3. How to fit SMAL to a 2D image?

Given an input image with an animal, first, we need to manually annotate (or predict with another CNN) 36 keypoints and a binary foreground mask (silhouette). We fit the SMAL model to the image by fitting its parameters and camera pose using the keypoints and silhouette reprojection error.

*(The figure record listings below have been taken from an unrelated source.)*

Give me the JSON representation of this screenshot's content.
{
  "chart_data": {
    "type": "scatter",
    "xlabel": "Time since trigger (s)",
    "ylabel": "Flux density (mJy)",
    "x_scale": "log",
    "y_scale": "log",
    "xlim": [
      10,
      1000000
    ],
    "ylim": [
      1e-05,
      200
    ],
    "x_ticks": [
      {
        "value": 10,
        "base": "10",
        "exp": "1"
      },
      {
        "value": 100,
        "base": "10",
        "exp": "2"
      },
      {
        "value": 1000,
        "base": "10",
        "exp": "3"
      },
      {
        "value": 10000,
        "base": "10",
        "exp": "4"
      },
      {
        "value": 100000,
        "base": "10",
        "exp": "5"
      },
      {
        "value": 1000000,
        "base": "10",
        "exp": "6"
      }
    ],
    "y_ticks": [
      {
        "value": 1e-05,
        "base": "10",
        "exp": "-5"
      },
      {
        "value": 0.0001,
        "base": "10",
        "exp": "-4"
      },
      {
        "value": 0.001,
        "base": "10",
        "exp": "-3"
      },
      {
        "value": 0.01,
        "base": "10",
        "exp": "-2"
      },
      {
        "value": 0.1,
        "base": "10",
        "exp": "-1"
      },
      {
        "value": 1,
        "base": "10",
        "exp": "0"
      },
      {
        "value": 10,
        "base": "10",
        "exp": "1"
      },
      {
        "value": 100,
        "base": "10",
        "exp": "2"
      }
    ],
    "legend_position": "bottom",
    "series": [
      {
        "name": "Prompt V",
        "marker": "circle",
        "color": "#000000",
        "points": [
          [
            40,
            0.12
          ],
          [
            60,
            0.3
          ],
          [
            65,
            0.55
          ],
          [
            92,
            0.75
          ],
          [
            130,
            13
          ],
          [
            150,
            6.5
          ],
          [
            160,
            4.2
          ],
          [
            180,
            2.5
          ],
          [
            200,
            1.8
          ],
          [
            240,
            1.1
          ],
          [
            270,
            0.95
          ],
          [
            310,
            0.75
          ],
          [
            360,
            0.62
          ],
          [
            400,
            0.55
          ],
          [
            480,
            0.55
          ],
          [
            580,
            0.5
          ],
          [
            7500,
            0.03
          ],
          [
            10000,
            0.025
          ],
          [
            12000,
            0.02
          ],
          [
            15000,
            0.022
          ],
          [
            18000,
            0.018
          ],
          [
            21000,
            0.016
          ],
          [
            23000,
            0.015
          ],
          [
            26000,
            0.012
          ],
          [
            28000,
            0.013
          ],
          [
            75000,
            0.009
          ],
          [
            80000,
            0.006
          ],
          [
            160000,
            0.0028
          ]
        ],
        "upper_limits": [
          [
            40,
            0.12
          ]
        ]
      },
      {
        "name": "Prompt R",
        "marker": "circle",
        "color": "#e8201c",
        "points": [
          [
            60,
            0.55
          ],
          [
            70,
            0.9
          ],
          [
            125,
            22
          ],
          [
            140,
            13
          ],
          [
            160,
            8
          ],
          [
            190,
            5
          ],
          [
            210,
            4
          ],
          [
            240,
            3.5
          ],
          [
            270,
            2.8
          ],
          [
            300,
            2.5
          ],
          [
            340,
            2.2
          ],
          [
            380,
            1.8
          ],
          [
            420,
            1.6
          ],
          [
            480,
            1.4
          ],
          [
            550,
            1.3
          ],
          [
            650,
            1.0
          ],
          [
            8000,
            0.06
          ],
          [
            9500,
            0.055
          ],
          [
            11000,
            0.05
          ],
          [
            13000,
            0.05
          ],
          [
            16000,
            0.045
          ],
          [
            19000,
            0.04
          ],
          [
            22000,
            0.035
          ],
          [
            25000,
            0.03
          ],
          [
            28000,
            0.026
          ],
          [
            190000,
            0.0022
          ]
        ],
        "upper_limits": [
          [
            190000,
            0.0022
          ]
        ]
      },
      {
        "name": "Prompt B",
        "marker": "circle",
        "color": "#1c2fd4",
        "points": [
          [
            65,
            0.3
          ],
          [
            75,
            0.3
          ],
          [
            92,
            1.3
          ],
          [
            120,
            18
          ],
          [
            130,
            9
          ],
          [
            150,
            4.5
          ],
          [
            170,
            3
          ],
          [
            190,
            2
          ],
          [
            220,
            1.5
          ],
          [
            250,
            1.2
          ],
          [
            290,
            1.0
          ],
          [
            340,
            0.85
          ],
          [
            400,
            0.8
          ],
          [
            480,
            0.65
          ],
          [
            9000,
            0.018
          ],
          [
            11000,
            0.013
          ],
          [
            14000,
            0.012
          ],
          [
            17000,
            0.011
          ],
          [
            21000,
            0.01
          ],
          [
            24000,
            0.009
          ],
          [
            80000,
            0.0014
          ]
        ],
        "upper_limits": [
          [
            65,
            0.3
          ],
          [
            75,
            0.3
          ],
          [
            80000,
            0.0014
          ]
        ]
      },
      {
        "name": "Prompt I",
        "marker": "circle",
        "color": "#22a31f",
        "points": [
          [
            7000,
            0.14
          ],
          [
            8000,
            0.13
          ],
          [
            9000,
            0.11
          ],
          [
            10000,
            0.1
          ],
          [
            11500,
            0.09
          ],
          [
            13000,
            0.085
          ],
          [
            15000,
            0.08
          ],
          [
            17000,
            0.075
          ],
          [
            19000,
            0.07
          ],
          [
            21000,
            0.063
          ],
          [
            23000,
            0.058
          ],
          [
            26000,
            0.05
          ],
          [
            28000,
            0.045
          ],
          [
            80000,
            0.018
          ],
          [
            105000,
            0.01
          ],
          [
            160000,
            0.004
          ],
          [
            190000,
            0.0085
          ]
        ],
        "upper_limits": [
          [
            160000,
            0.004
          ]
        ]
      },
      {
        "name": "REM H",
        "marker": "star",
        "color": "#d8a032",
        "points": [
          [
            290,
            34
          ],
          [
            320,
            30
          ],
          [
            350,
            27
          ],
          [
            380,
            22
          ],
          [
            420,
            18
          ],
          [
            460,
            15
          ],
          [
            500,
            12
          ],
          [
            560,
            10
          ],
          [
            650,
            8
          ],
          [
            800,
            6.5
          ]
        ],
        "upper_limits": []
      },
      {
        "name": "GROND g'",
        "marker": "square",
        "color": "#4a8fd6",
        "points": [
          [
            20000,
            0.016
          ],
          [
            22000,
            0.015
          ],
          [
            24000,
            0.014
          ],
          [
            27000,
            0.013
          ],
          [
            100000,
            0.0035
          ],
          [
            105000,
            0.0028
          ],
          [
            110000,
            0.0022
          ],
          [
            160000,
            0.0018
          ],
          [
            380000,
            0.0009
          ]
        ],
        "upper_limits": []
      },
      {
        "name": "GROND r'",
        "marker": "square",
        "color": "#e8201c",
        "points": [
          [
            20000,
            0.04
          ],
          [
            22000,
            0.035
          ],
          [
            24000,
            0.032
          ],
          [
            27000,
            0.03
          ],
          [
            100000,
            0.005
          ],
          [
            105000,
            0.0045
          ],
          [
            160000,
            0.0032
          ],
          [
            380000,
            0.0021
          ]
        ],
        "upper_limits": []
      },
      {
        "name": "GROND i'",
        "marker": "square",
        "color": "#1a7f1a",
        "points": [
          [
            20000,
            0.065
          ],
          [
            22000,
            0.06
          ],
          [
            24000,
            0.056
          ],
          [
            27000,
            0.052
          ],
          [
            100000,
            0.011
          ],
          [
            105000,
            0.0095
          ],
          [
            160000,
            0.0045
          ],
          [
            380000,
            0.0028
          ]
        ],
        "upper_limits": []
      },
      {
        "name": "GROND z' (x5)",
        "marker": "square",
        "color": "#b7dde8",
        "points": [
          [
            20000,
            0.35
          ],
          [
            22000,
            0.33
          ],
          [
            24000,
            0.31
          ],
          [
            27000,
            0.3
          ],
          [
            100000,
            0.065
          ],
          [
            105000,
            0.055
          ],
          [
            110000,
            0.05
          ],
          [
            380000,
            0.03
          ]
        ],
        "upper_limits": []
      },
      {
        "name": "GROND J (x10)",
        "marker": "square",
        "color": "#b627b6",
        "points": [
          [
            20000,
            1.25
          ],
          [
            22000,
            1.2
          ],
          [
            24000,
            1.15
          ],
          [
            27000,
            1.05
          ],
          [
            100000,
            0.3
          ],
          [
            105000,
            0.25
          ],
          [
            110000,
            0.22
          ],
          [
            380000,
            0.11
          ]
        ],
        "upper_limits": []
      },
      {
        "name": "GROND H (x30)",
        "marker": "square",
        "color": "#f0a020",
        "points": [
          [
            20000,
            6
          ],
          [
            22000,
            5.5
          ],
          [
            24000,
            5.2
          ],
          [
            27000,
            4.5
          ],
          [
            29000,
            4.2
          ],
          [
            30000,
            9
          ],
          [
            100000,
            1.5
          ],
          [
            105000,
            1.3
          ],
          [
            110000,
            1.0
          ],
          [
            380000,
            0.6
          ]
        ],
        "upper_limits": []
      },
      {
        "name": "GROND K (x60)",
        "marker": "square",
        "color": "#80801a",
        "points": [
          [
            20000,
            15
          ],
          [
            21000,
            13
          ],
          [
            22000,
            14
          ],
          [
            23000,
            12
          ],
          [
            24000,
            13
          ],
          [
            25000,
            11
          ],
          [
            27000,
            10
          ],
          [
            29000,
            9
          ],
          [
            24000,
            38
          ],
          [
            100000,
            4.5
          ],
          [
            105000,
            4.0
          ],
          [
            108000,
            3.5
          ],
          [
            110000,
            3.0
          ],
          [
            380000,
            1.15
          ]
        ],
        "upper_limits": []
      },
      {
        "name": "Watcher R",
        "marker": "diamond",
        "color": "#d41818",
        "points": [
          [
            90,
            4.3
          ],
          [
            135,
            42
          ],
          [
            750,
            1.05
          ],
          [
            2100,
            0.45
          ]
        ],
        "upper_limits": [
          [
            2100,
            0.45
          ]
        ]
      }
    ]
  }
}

Reprojection error is computed by rendering the estimated SMAL mesh, projecting it on the input image, and comparing the predicted keypoints and silhouette with those defined on the input image. The local optimum is found by iterative optimization. Optimization for a single image typically takes less than a minute.

Results

Results

Fig. 7: Results of the SMAL model fit to real images using manually obtained 2D keypoints and segmentation. (Image source: Zuffi et al, CVPR 2017)

SMAL Shape Demo

Fig. 8: Interactive demo of SMAL model.

You can explore a web-demo which allows you to interactively change the SMAL shape parameters and see how the output mesh transforms (Fig. 8).
More results can be found at http://smal.is.tuebingen.mpg.de/.

Conclusion

Authors showed that starting with toys’ 3D scans, we can learn a model that generalizes to images of real animals as well as to types of animals not seen during training. The proposed parametric SMAL model is differentiable and can be fit to the data using gradient-based algorithms.

References

[1] The stitched puppet: A graphical model of 3D human shape and pose, Zuffi et al. CVPR 2015.
[2] As-Rigid-As-Possible Surface Modeling, Sorkine et al., Symposium on Geometry Processing, 2007.